Pertama, memangkas belanja negara. Defisit saat ini sekitar 6 persen. Untuk mendapatkan defisit 3 persen, maka belanja negara harus turun sekitar 3 persen (dari PDB), atau sekitar Rp450 triliun. Akibatnya, ekonomi akan kontraksi. Bisa turun 3 sampai 6 persen.
Karena setiap penurunan 1 persen konsumsi (dari PDB), ekonomi bisa kontraksi antara 1 sampai 2 persen, bahkan bisa lebih. Kalau pemerintah ada hitungan lain, mohon penjelasannya.
Kedua, defisit anggaran bisa dikurangi dengan menaikkan pendapatan negara. Dengan cara menaikkan pajak. Yang paling mudah dan mungkin efektif menaikkan Pajak Pertambahan Nilai (PPN). Seperti sekarang yang sedang diinisiasi, dan dibahas di DPR.
Kalau ini terjadi, maka penerimaan pajak (PPN) akan naik, dan defisit anggaran berkurang. Utang juga berkurang. Tetapi, akibatnya lebih buruk dari pengurangan utang dengan memangkas belanja negara, seperti dijelaskan pada butir pertama di atas. Karena, kenaikan PPN berbuah inflasi. Daya beli turun.
Kenaikan PPN akan membuat konsumsi masyarakat turun sebesar kenaikan PPN yang masuk ke kas negara. Dampaknya, setiap penurunan 1 persen konsumsi masyarakat (dari PDB) untuk menambal defisit anggaran, ekonomi akan kontraksi sekitar 2 persen hingga 3 persen.
Baca juga: BUMN dan Pemerintah: Mesin Utang Luar Negeri
Itu menurut sebuah kajian di Amerika Serikat. Bagaimana di Indonesia? Apa konsekuensi kebijakan kenaikan PPN terhadap pertumbuhan ekonomi, pengangguran, kemiskinan serta ketimpangan sosial?

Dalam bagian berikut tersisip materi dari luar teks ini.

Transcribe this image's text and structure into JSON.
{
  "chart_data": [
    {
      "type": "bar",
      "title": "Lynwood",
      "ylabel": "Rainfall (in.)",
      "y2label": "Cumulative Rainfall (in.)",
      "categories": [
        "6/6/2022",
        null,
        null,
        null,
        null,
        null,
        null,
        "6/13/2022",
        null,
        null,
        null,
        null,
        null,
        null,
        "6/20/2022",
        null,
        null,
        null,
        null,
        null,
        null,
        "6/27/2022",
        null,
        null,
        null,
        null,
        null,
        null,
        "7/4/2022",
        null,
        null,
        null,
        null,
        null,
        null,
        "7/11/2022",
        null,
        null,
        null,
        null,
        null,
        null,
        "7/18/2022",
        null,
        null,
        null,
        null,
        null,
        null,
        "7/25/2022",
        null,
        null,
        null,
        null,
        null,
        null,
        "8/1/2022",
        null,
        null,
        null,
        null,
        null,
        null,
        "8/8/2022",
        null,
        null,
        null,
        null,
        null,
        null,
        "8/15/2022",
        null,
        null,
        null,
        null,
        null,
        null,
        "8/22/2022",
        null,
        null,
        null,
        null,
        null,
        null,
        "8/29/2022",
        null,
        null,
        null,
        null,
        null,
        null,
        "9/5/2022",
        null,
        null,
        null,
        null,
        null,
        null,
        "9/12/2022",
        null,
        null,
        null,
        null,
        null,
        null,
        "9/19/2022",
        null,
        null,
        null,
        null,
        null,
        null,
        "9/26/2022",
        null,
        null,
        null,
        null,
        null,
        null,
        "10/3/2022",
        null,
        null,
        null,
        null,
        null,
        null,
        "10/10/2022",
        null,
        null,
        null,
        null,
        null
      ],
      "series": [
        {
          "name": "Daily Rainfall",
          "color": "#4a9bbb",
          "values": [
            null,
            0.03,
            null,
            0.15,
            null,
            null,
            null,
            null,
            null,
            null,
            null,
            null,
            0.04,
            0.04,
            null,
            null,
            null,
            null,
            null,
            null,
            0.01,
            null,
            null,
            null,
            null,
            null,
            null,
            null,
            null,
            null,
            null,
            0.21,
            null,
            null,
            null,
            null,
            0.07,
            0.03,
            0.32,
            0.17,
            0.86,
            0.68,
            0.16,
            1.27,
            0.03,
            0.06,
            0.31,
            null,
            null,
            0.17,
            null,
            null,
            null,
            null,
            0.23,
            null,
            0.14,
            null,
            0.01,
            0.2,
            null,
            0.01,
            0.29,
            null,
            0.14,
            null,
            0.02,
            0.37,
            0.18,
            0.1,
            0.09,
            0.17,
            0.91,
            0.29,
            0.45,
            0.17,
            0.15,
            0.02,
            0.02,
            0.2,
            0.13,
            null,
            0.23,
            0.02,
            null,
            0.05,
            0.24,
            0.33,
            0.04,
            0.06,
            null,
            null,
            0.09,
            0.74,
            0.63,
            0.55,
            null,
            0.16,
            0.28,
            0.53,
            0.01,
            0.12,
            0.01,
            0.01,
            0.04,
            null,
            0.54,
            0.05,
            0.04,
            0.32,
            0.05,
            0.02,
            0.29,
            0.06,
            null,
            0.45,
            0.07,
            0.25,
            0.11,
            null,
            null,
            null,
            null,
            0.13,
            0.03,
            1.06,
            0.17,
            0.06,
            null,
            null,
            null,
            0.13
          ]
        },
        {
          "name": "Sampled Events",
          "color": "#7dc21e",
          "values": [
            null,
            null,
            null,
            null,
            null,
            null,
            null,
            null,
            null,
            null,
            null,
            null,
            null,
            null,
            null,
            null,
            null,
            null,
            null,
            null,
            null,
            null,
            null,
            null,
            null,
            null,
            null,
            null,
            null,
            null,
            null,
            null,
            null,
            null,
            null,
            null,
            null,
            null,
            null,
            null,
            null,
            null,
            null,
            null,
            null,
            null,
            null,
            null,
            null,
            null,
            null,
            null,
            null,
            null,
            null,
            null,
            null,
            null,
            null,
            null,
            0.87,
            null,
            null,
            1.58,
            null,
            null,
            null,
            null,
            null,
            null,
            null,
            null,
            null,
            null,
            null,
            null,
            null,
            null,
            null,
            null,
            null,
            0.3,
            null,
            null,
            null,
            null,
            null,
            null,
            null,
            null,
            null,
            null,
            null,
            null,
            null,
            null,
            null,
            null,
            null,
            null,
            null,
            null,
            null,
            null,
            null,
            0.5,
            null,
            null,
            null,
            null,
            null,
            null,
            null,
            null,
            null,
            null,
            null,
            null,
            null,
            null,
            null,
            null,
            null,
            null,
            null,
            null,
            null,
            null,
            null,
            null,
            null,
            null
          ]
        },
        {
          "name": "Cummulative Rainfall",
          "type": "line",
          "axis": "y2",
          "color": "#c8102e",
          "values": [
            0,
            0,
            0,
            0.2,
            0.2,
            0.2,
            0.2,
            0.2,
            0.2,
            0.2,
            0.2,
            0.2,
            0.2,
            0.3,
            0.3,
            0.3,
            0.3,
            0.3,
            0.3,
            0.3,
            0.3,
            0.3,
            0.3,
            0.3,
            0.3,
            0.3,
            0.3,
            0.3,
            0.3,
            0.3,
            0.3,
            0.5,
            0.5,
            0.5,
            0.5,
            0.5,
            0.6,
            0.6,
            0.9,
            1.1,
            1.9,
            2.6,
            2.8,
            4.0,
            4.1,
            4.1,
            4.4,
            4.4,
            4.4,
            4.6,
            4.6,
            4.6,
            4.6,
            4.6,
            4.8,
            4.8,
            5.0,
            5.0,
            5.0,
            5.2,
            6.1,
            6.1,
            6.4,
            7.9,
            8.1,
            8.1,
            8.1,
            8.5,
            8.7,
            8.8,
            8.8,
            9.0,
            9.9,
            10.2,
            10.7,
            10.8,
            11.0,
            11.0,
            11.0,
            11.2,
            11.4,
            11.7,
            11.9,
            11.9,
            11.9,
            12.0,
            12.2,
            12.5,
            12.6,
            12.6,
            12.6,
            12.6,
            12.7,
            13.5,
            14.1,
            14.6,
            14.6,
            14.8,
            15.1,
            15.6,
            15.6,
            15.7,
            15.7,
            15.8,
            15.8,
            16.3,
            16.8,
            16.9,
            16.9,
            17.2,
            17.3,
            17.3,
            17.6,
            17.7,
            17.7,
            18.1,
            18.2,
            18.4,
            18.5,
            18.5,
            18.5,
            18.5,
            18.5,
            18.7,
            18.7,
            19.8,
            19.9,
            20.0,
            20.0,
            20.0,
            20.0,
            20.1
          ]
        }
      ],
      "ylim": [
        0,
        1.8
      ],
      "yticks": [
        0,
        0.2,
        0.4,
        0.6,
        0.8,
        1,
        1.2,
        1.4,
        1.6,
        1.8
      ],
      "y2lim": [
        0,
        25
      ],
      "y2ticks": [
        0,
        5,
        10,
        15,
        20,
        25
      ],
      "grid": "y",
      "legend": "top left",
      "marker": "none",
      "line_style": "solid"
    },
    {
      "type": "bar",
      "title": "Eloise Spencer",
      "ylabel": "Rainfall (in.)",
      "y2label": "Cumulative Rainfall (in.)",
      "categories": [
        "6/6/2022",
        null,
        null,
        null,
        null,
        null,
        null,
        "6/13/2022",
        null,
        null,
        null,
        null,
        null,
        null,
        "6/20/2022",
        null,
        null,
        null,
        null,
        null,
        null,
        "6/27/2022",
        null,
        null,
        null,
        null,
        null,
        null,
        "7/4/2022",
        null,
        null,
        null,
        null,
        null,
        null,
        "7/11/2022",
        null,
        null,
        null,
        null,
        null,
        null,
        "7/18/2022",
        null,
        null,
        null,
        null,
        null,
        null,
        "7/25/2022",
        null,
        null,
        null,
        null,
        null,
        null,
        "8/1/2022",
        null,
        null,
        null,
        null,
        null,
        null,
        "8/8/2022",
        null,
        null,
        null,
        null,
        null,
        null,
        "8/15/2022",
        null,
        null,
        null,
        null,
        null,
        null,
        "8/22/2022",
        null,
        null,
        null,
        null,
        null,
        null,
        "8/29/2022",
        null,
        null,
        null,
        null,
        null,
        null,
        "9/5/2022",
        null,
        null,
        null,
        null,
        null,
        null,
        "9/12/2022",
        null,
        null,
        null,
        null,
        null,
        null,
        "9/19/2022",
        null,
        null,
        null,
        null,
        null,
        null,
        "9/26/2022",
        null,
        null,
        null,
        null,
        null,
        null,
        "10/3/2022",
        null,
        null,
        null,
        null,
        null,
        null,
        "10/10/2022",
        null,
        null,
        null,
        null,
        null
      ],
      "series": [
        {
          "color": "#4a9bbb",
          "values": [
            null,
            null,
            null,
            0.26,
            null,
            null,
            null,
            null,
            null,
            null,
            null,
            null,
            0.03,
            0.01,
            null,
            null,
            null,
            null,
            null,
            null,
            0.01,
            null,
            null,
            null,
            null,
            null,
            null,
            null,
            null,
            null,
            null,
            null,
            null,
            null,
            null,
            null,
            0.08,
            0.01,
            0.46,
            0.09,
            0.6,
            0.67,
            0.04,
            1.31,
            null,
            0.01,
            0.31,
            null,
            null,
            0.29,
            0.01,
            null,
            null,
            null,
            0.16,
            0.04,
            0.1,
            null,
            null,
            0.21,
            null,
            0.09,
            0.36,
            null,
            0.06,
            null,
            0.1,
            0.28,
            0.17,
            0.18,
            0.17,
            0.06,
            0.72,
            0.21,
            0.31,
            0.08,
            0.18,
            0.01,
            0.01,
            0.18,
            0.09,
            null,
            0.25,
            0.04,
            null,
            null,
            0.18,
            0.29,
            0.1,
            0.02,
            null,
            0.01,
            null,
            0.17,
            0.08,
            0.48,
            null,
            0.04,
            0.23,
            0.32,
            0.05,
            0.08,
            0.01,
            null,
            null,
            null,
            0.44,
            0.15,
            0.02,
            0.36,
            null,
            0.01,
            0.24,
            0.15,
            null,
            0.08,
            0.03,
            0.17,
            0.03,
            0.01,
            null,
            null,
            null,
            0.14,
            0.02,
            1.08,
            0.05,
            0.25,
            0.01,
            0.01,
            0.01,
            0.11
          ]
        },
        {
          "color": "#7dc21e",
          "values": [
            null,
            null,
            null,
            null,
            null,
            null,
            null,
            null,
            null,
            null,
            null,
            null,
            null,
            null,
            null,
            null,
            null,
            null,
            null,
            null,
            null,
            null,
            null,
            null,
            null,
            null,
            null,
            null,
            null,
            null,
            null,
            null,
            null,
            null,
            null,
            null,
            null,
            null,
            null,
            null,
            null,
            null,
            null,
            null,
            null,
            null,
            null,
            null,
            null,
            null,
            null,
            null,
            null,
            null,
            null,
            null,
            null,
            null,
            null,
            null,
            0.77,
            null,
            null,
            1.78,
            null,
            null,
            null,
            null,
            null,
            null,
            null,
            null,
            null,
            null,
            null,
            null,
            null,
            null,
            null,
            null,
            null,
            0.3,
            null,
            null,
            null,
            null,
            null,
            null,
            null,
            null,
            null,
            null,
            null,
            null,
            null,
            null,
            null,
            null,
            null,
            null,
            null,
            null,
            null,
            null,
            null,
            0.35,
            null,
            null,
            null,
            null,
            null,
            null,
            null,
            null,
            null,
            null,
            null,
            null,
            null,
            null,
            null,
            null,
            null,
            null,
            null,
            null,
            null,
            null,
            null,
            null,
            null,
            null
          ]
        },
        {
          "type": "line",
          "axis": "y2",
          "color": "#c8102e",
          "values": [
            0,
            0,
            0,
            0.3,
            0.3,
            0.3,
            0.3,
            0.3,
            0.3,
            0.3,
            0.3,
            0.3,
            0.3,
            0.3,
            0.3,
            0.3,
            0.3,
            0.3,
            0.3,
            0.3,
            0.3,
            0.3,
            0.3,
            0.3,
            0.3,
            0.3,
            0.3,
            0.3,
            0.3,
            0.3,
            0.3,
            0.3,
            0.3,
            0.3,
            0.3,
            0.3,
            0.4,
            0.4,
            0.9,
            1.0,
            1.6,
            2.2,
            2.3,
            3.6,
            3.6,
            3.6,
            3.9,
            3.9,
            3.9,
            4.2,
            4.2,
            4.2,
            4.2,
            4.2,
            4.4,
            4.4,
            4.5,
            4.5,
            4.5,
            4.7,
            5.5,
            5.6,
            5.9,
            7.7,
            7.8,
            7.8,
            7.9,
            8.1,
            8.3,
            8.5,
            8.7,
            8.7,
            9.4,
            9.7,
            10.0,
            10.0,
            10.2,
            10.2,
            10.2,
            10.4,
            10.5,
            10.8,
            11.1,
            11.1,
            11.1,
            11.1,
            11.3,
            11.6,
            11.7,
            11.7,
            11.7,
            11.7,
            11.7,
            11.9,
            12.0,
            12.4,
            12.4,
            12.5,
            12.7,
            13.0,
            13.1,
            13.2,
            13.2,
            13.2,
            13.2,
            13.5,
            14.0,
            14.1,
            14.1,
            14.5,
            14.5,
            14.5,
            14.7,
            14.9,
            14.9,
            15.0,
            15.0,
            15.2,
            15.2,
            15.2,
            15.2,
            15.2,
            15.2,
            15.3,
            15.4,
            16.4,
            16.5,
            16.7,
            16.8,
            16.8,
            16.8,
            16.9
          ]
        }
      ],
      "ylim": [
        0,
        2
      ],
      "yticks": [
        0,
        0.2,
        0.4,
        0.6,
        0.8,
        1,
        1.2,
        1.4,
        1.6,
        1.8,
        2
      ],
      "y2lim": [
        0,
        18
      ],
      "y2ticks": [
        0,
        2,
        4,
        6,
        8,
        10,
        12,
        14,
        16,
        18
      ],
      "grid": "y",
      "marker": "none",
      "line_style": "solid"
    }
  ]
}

Kenaikan pajak membuat pertumbuhan ekonomi melemah, merupakan hal tidak terbantahkan. Karena pajak dan pertumbuhan ekonomi mempunyai korelasi negatif. Kalau pajak naik, pertumbuhan ekonomi akan turun. Kalau pajak turun, pertumbuhan ekonomi akan naik. Makanya pajak merupakan instrumen utama kebijakan fiskal.
Dengan demikian, kita sudah harus siap siaga menghadapi krisis dan resesi berkepanjangan di 2022. Seiring dengan diberlakukannya kenaikan dan perluasan PPN.
Pilihan ketiga adalah mempertahankan status quo. Kebijakan fiskal berjalan seperti sekarang. mempertahankan defisit anggaran tinggi. Peraturan dan UU yang menghalangi akan diubah. Kalau ini menjadi pilihan, maka keuangan negara dipastikan juga ambruk. Utang menggunung. Mungkin Bank Indonesia harus terus cetak uang. Inflasi akan melonjak. Kepercayaan luar negeri luntur. Devisa kabur. Selamat datang 1998.